Seja qual for o motivo, eles passaram o ano comendo os trabalhadores da ferrovia. Eram leões gigantescos, maiores do que o normal, com três metros de comprimento. Leões sem juba, ao contrário do que mostra o filme. E o mais estranho: agiam coordenadamente, atacando em dupla, sempre à noite, arrastando os homens para uma caverna e só então jantando-os.
Sombra e Escuridão se repimparam com dezenas de pessoas. Há quem diga que foram 140 mortos. Os quenianos juravam que eram demônios e, desesperados, interromperam o trabalho. Aí entrou em ação o coronel John Patterson, interpretado por Val Kilmer no filme. Ele era um daqueles britânicos valentes do século 19.
Depois de inúmeras tentativas e de quase servir de repasto de leão, desferiu um certeiro tiro de rifle num dos integrantes da dupla e o matou, no dia 9 de dezembro. No fim do ano, matou o outro membro do par. Concluiu a ferrovia em três meses, escreveu livro a respeito, tornou-se herói dos britânicos e dos africanos. Não meu. Eu, aqui, prefiro a Sombra e a Escuridão.
Joanesburgo
Em Joanesburgo, os brancos sentem medo dos negros, e os negros sentem medo dos nigerianos. O medo dos brancos pode ser resumido pela história da Noite da Faca. Que é a seguinte: quando o nonagenário Nelson Mandela morrer, os negros sairão às ruas para enfim se vingar pelos anos de apartheid. Todos eles estarão armados de facas, cutelos, punhais e adagas.

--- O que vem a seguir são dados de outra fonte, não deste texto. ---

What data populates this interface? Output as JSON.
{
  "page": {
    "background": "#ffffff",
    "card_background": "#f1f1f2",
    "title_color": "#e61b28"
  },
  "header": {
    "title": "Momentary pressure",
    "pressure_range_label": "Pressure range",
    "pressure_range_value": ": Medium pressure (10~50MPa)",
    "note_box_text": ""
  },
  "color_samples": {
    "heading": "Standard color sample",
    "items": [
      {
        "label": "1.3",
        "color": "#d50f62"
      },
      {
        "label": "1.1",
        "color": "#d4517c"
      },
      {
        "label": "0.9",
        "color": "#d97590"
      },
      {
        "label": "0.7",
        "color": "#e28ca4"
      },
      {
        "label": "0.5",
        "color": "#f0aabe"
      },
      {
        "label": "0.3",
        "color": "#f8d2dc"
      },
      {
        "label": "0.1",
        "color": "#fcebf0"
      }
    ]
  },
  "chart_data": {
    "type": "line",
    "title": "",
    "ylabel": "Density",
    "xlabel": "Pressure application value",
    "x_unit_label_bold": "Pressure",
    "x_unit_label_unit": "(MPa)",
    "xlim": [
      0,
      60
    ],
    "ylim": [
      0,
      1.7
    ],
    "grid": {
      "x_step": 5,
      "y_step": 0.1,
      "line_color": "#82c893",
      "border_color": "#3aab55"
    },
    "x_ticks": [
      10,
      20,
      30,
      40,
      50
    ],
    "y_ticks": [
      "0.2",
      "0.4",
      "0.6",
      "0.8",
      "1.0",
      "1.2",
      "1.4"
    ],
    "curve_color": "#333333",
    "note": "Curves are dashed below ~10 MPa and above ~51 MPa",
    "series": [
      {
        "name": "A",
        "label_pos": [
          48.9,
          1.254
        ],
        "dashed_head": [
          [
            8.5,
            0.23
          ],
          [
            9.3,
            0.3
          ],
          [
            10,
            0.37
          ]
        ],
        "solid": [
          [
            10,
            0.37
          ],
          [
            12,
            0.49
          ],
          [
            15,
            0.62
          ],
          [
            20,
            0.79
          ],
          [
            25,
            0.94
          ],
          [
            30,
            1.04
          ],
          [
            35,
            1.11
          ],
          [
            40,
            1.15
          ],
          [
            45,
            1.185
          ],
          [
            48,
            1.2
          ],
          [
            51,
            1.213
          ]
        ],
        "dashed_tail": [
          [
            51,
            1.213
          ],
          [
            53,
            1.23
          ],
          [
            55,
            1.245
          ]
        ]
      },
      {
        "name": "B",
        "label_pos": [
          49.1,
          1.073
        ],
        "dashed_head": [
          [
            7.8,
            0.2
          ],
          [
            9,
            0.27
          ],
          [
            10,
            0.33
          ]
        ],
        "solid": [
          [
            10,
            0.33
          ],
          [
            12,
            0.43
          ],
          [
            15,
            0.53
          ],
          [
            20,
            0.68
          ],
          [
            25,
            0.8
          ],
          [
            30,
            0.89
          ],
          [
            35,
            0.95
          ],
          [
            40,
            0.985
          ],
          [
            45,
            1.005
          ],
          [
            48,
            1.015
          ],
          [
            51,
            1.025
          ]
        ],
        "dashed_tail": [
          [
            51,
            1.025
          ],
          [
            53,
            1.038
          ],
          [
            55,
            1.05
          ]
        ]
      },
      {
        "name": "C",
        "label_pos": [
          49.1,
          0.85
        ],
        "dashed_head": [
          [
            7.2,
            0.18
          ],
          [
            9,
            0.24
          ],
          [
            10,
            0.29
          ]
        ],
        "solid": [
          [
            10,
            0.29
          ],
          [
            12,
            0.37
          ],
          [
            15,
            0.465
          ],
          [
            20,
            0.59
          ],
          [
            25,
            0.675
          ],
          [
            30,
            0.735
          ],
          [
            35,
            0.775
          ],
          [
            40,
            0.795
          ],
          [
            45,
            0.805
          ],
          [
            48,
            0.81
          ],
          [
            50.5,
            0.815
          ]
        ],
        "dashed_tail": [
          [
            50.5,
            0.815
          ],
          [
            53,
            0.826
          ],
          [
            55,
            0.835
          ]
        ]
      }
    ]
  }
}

Quando encontrarem um branco, qualquer branco, conhecido ou desconhecido, irão retalhá-lo como se fosse um boi de açougue. Terrível.
Já os negros sul-africanos sentem medo dos nigerianos porque as gangues mais perigosas do país são formadas por eles. A Nigéria fica tão distante da África do Sul quanto o Quênia, só que o Quênia está a leste e a Nigéria a oeste do continente. Muitos dos nigerianos são da etnia dos ibos.
Esses ibos uma vez fundaram o estado de Biafra, que, aliás, também é nome daquele sujeito que cantava “voar, voar, subir, subir.” Outra etnia forte da Nigéria é a dos iorubás, os mesmos que vieram (à força, evidentemente) para a Bahia.
É fácil identificar um nigeriano em Joanesburgo. Eles são altos, usam colares e adereços brilhantes, estão debaixo de grandes chapéus e se reúnem em grupos nas esquinas. Ficam observando prováveis vítimas. O maior medo de uma mulher africana é ser sequestrada por uma gangue de nigerianos. Eles capturam uma mulher na sexta, ocupam-se dela no sábado e no domingo, e, na segunda, ou a executam ou a soltam contaminada por HIV.
Joanesburgo é uma cidade dura. Melhor visitar outros lugares da África do Sul.